The real question: when do you need to scale beyond a single VPS? For a Go API with SQLite, the bottleneck is disk — and even then you can easily hit 5,000-10,000 requests per second before needing to think about horizontal scaling. None of my freelance clients have ever reached even 5% of that.
The decision framework
After going back and forth between both worlds, this is the heuristic I use:
Use serverless when:
- Traffic is genuinely unpredictable (spikes from 0 to thousands and back to 0)
- The function is isolated and ephemeral (a webhook, a file processor, a cron)
- Your client already has AWS infrastructure and wants to add functionality
- The infrastructure budget is larger than the cost of your time configuring it
Use a VPS when:
- Traffic is predictable (internal users, business hours, <1000 req/s)
- You need consistent latency (no cold starts)
- You want full control over the environment and costs
- You work alone or on a small team with no dedicated DevOps
- You need to run multiple projects without the bill multiplying
The short answer for freelancers: if your client can’t explain to you why they need serverless, they don’t.
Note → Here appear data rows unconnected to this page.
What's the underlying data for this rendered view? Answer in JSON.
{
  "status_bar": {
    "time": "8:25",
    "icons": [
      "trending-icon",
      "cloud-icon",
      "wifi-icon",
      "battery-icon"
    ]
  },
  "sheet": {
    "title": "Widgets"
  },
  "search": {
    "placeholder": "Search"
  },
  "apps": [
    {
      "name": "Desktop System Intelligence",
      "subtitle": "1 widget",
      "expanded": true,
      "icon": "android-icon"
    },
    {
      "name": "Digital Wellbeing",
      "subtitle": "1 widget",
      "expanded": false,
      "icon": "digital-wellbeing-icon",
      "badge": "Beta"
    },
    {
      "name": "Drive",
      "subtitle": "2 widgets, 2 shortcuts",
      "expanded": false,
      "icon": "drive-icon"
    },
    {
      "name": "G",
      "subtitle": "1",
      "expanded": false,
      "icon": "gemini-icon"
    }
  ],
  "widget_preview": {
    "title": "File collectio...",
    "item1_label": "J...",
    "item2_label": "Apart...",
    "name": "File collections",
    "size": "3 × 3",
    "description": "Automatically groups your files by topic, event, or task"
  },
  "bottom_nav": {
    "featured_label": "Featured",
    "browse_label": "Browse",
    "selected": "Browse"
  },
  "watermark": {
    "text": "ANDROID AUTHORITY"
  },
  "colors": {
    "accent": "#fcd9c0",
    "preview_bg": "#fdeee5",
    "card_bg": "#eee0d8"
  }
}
A VPS with containers and good CI/CD covers 90% of the projects you’ll encounter.
What I actually use today
My current stack for a new project: a Hetzner VPS with K3s, Traefik as ingress with auto TLS via cert-manager, microservices in Go with Chi, Astro frontend with Svelte islands, SQLite for persistence, and GitHub Actions that builds images, pushes them to GHCR, and does a rollout restart on the cluster.
The total RAM usage of joledev.com with its 4 pods (web, api-quoter, api-scheduler, gatus) is around 120MB. On a 4GB VPS, that’s nothing. I could run 10 projects like this before needing a bigger machine.
Do I use serverless? For a Stripe webhook that processes payments on an e-commerce project I built, yes. For a cron that generates monthly PDF reports, also yes. But those are supplements — not the foundation. The foundation is a server I completely understand, that I can debug with kubectl logs at 3 AM, and that costs me less than a coffee per month per project.
The best infrastructure isn’t the most modern one. It’s the one that lets you sleep at night.